The Japanese honey bee (Apis cerrana japonica) has evolved a unique defensive behavior to combat Japanese giant hornets (Vespa mandarinia). It’s a defensive behavior that has taken centuries if not eons to develop. In the picture above, we can see this formation, called a “bee ball,” which is enveloping two hornets.
Why is the Japanese honey bee hive targeted by the giant hornet?
Japanese giant hornets feed their larvae with protein garnered from the larvae or carcasses of other insects. As we know, honey bee hives don’t only contain honey and pollen – they also contain bees and also juicy fat larvae. Therefore, the aggressive giant hornets often attack honeybee hives to obtain honeybee larvae. The hornets are formidable killers, using their sharp talons and powerful mandibles to sever limbs and heads. European honeybees (Apis mellifera) have no answer for these predators. As a result, European honeybee hives are quickly decimated by the hornets. The hornets get into the hive and chew the honey bee larvae into a protein paste to give to their young hornet larvae.
How does the Japanese honey bee kill the Japanese giant hornet?
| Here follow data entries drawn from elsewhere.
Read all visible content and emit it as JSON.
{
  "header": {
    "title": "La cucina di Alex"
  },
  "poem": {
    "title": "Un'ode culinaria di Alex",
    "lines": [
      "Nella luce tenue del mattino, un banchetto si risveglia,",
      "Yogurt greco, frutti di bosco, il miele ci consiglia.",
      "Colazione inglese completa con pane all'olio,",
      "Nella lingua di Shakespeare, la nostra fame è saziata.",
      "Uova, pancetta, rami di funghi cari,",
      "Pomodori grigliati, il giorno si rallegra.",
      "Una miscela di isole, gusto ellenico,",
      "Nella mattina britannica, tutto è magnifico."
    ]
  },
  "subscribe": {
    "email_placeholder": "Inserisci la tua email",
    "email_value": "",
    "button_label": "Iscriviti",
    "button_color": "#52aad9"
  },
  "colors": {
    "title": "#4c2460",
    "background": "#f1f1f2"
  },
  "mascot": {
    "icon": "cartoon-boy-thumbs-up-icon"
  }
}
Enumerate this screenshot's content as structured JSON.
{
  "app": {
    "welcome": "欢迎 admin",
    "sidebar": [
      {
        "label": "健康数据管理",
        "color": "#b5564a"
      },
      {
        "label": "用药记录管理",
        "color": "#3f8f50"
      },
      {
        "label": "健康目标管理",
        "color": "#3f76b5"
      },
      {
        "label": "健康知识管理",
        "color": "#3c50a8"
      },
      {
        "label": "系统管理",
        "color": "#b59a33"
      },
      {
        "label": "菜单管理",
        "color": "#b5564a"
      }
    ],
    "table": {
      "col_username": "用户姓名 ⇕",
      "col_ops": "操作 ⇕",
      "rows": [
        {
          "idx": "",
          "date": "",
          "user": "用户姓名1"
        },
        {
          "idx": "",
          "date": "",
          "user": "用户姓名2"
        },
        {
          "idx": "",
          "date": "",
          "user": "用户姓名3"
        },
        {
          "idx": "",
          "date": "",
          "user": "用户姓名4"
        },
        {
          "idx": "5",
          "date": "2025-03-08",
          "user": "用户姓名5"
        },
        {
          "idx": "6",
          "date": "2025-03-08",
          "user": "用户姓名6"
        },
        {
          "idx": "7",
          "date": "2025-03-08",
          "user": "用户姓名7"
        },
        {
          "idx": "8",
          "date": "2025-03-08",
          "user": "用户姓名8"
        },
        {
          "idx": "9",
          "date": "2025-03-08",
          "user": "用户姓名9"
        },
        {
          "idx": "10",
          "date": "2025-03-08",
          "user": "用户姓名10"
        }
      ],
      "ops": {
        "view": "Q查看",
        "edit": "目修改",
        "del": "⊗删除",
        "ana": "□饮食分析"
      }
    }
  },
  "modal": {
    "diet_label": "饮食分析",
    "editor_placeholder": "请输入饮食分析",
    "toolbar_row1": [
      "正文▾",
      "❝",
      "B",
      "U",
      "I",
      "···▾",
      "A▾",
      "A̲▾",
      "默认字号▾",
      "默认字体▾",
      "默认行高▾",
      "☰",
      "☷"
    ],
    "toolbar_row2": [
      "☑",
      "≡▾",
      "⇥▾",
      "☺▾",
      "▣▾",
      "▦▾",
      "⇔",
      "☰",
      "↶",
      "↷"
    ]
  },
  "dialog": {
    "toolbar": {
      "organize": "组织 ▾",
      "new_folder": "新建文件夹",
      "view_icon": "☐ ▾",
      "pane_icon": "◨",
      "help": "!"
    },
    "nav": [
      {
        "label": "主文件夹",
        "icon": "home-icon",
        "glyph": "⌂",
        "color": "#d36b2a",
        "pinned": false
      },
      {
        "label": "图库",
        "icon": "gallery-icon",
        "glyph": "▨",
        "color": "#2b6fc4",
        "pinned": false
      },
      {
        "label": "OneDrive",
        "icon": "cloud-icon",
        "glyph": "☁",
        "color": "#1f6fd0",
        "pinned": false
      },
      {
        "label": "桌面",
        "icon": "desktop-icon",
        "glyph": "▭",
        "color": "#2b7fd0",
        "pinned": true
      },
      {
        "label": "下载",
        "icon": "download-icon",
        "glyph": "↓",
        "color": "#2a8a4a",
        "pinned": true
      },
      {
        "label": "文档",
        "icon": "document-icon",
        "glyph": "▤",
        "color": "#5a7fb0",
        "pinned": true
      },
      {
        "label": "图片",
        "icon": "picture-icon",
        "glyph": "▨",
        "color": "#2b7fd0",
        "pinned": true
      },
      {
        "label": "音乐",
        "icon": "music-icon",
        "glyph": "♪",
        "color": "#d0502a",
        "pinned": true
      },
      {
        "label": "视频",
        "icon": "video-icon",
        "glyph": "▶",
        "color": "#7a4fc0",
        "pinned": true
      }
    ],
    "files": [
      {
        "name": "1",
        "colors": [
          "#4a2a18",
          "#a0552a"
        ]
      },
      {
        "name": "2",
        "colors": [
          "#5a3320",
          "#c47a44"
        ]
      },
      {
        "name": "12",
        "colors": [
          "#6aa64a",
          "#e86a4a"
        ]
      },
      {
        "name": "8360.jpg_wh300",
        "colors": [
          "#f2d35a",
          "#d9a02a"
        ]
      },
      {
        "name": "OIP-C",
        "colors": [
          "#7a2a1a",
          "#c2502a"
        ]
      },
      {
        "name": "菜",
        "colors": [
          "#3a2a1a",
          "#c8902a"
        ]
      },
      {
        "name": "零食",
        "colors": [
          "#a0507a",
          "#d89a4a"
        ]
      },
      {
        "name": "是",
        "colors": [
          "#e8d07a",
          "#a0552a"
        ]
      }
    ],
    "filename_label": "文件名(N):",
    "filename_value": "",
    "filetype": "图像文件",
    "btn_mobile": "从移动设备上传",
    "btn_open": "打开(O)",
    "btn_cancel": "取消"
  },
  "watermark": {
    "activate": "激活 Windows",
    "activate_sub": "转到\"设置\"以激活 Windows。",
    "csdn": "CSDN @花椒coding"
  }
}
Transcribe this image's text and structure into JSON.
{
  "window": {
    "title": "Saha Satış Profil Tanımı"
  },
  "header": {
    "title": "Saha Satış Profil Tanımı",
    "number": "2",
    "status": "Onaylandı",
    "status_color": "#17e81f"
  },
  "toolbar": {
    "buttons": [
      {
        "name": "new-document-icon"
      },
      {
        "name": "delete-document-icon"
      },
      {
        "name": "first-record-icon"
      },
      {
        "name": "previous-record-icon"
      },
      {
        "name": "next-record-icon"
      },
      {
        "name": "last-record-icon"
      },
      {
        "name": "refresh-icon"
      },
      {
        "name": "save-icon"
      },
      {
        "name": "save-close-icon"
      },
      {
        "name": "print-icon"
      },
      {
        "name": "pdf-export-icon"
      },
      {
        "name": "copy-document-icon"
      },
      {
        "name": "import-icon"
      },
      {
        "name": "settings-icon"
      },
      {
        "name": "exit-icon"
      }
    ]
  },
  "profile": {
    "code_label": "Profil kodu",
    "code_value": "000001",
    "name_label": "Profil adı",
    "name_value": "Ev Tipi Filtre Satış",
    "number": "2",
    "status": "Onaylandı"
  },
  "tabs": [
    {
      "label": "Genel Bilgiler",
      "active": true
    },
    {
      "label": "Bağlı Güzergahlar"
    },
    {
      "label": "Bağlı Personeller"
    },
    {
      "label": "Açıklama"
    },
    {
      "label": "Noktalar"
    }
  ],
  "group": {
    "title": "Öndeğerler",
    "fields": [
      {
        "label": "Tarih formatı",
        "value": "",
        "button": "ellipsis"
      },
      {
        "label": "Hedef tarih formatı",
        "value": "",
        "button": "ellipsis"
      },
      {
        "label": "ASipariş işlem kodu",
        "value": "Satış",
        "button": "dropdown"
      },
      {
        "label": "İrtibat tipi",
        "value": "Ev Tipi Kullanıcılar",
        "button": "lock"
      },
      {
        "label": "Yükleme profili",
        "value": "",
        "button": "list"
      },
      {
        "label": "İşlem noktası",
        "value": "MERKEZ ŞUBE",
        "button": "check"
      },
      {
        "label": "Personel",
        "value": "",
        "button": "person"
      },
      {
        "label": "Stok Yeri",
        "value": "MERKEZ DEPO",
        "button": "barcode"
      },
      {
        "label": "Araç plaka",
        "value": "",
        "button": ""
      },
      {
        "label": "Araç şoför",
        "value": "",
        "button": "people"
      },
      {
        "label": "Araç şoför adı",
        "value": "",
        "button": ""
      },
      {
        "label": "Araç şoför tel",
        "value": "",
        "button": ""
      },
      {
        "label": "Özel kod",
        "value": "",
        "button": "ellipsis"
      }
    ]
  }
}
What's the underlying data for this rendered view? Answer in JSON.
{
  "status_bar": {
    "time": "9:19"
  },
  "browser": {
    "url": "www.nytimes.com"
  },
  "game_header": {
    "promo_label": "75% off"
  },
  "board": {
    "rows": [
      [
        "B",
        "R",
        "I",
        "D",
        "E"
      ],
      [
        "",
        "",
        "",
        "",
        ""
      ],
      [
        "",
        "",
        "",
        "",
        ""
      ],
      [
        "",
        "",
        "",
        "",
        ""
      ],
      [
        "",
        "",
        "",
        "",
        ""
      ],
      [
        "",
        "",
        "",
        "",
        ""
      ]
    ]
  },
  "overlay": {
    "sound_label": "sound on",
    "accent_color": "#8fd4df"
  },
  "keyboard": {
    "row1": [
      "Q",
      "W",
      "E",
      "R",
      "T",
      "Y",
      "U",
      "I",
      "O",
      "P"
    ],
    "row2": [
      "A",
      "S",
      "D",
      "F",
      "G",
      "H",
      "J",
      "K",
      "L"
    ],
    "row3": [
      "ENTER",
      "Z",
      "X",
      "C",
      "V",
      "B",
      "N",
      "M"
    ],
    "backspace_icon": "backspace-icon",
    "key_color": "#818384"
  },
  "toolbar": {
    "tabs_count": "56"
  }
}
Unlike the European honey bee, the Japanese honey bee has a distinct defensive behavior in response to hornet predation. It’s a behavior that’s taken eons to develop. What happens is that if a hornet scout enters the hive, a group of Japanese honey bee will “ball” the hornet by swarming it. The effect of the swarming is to raise the temperature of the “ball” interior to 117ºF, a temperature lethal to the hornet, but not to the bees. The hornet is killed from overexposure to heat – it is in a manner of speaking, cooked to death. The Japanese honey bee hive is saved. It’s an incredible group defense mechanism reported in National Geographic.